After being in the force for about 5 years, I was in a car accident with a suspect of a robbery, he drove in to the police car to get away, which he managed to do, leaving me with a lifelong whiplash. After three years they finally caught him but justice system failed on me big time, showing me how much police officers really mean in my country. He got away with a couple of month prison and since already served those before trial, he was out right after. I felt betrayed and free as a bird to harm from suspects as a cop.

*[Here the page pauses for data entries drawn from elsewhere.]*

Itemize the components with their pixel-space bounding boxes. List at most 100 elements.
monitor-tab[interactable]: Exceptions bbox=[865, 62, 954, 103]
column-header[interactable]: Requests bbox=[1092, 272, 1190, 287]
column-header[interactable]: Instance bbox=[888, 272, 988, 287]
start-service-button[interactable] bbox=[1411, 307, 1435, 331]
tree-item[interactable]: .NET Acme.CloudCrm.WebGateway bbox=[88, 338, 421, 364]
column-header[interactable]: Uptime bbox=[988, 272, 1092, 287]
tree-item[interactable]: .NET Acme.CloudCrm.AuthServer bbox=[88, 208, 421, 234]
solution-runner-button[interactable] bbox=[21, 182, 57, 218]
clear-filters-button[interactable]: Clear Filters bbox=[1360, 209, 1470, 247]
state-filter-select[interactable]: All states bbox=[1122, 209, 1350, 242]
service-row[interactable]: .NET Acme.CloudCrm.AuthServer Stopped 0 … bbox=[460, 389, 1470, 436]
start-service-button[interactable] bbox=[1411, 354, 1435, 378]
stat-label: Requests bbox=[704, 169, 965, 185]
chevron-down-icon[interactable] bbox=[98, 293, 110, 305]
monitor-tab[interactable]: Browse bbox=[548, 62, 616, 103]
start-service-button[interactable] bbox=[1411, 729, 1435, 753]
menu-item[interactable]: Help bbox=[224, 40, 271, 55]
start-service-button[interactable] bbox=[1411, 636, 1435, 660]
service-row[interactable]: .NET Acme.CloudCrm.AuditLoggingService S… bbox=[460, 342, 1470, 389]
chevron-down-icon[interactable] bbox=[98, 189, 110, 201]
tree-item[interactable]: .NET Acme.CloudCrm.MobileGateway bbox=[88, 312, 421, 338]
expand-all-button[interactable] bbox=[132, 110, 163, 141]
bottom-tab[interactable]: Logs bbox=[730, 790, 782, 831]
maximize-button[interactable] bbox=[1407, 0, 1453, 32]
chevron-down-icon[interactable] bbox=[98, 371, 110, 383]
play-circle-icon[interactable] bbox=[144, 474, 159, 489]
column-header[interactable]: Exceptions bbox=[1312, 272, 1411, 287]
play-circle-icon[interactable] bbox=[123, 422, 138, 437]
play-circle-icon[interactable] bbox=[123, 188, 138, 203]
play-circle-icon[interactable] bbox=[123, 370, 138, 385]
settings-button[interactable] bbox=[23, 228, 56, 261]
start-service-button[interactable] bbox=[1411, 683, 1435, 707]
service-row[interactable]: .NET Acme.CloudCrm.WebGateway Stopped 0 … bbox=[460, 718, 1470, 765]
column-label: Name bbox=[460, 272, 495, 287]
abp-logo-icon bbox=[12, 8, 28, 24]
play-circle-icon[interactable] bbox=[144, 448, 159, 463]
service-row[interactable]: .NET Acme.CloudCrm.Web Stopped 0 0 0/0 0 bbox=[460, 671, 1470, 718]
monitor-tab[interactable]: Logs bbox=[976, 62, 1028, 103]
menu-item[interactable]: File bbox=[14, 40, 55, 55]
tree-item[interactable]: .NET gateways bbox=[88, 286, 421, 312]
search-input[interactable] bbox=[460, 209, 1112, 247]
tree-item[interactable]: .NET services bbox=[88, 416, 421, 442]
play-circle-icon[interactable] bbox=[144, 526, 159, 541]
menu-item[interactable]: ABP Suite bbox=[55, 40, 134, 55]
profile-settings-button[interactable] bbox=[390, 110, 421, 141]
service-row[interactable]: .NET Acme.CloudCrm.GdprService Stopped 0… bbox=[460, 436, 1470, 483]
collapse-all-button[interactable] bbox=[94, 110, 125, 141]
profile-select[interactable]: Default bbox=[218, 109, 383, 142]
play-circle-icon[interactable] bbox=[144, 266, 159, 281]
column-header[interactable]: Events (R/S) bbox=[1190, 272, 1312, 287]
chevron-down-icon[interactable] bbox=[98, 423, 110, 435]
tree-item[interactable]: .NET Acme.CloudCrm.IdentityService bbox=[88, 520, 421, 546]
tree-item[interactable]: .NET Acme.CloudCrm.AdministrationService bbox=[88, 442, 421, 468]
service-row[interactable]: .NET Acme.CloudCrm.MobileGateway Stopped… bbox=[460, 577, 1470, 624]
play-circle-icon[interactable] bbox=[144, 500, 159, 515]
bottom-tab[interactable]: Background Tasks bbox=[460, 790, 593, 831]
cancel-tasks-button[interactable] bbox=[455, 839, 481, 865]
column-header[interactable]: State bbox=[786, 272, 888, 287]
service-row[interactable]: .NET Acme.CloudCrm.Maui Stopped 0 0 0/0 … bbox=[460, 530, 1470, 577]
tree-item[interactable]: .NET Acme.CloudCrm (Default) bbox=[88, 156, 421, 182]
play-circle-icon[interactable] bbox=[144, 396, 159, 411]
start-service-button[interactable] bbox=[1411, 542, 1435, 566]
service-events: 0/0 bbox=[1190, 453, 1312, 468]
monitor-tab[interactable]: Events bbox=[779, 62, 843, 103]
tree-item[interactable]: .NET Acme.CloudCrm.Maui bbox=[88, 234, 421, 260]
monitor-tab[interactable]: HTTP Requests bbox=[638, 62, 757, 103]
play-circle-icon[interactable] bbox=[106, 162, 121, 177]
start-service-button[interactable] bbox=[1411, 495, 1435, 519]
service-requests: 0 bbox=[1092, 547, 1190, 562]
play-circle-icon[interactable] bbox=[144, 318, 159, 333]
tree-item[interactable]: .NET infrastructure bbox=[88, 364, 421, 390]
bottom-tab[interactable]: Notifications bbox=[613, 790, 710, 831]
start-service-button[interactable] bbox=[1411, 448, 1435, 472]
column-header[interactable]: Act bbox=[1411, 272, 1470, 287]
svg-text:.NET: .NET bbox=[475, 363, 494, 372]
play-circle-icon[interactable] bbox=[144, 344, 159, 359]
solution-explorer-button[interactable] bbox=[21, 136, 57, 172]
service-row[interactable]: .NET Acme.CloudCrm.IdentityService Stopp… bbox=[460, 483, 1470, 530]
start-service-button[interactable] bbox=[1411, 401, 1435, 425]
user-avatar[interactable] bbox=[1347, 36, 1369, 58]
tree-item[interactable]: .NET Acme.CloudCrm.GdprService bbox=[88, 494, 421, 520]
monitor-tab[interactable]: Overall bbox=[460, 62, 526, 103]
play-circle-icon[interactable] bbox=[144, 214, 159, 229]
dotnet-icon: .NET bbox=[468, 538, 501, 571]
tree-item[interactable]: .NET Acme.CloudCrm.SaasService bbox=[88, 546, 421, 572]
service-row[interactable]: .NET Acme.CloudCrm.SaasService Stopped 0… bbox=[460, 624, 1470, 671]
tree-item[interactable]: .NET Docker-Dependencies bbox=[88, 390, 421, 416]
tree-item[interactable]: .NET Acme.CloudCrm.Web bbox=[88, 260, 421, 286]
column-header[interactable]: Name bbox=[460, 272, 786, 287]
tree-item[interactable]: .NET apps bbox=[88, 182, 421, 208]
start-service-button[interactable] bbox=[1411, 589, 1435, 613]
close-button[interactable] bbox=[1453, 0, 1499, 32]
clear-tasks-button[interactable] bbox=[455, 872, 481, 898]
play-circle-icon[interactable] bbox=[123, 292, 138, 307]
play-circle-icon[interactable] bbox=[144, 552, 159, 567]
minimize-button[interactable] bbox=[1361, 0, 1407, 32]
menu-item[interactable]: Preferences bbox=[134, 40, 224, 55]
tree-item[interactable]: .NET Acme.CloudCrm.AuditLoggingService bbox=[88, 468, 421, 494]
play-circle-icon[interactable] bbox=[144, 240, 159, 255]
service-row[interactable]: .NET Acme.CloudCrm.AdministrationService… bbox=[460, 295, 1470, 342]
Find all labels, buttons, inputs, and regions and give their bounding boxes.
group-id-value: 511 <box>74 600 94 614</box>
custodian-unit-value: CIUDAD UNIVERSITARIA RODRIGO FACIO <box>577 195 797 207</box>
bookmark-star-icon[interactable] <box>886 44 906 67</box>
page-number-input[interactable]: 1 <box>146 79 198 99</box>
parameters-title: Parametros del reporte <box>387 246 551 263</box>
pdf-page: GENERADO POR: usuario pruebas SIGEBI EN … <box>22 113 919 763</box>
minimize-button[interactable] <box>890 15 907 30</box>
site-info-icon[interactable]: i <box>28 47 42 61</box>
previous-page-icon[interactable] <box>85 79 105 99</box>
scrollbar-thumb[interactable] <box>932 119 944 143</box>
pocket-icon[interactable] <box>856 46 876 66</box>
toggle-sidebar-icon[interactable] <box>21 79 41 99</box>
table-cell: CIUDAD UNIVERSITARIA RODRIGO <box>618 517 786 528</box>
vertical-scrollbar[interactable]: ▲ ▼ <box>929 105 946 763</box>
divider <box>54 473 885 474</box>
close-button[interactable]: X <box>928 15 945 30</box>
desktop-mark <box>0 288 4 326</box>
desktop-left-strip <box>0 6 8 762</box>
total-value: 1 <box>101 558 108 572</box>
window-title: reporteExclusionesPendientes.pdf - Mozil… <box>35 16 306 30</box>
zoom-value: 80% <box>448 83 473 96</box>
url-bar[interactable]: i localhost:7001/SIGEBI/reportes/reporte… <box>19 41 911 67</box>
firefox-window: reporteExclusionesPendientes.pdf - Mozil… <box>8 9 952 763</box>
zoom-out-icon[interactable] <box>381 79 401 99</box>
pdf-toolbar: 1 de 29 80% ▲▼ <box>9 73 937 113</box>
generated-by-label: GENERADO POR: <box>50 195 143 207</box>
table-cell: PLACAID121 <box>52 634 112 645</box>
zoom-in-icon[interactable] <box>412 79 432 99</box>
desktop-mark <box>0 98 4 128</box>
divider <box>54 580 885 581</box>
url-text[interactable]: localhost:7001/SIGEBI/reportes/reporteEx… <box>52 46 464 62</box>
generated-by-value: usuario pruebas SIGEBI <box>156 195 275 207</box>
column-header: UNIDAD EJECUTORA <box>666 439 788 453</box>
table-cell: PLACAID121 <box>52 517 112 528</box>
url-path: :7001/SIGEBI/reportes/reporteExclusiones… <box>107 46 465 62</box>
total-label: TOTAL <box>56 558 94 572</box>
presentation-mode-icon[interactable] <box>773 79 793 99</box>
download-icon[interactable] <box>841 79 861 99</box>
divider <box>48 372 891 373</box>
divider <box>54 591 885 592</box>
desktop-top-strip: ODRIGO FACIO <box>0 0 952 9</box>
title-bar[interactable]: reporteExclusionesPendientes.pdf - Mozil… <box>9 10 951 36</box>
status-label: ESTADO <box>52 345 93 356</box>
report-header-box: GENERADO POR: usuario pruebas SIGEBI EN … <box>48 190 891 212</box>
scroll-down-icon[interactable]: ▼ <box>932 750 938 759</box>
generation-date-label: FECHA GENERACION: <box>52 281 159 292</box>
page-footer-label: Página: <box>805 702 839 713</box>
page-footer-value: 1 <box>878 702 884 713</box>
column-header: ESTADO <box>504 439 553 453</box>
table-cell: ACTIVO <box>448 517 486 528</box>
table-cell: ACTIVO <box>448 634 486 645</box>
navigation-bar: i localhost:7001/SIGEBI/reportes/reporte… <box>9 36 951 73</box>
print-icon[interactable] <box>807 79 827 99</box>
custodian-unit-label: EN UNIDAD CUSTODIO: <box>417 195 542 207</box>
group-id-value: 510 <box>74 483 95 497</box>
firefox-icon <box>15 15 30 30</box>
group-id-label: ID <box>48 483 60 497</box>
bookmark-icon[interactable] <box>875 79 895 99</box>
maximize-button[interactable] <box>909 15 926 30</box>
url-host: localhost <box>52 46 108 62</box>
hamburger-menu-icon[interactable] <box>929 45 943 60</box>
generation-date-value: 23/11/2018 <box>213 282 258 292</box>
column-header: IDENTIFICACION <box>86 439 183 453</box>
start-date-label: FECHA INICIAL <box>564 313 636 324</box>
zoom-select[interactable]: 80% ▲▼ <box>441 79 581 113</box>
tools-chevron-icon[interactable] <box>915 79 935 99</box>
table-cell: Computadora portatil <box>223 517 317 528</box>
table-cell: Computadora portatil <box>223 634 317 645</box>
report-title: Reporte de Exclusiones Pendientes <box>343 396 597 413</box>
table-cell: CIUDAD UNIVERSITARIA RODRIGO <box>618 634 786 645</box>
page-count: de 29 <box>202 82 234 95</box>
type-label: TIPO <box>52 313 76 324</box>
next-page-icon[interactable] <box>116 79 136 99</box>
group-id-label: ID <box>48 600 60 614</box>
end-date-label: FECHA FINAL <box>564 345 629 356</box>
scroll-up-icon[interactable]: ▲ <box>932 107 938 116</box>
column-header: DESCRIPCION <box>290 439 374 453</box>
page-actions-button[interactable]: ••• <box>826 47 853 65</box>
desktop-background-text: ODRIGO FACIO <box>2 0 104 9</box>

The whiplash made it hard for me to stay on the streets so the years after I have been an investigator. The weird thing to me is, that even though the cases were more severe and horrible at times, it's not those that “haunt” me. It's the ones I got called to when still working outside
But even with that feeling in me, I stayed for another 10 years with the force. My resignation wasn't completely of free will but in the end it was for the best. 2011 and 2012 have been pretty rough on me emotionally to a point where I almost ended my life in 2012, the morning smile of my baby niece brought me back to earth. This wasn't the first time I had strong feelings about suicide. But as always, I picked myself up and continued with my life.
I am in a happy relationship with a combat PTSD sufferer, and trying to understand certain aspects of his life and the way he acts and reacts, I came upon this forum a while ago. It gave me so much insight and bit by bit I started to put some puzzle pieces in place. But still, I have so many questions that seem unanswered:
-why do I always get over emotional when dealing with a lot
-why are new, big things (like a job/relationship etc) putting such a drainer on me, emotionally and physically
-why is it certain images keep popping my mind at the weirdest moments (things I have seen during my work on the street)
-why do I tend to keep people at a distance
-why do I “explode” for no apparent reason at times
-why do I feel like an emotional roller coaster (others see me like that also at times)
-why do I tend to pull people close but push them away again but yet am so scared of losing them
-why do I just lock myself from the outside world completely at times while not realy wanting to do so
-why do I feel like an emotional wreck one second but the next I feel okay
-why do I feel like defending myself to everyone (making me emotional again. And it's not because I feel sorry for myself)
-why can't I seem to let go
So many questions pop my head while typing my story. Is it just me being High Sensitive and not dealt with my past, or is there more going on. So many things I read here I can relate to, and exactly that made me think and feel more might be to me than just being High Sensitive.
I am sure a lot of you have their thoughts about my dad, which I can completely understand. After the incident with my sister and me, nothing like this ever happened again and he has been a good dad besides this. I am not making a wrong right here, don't get me wrong.
Thanks to all taking the time to read my story. I am sorry it became such a long one but I am hoping to get some questions answered.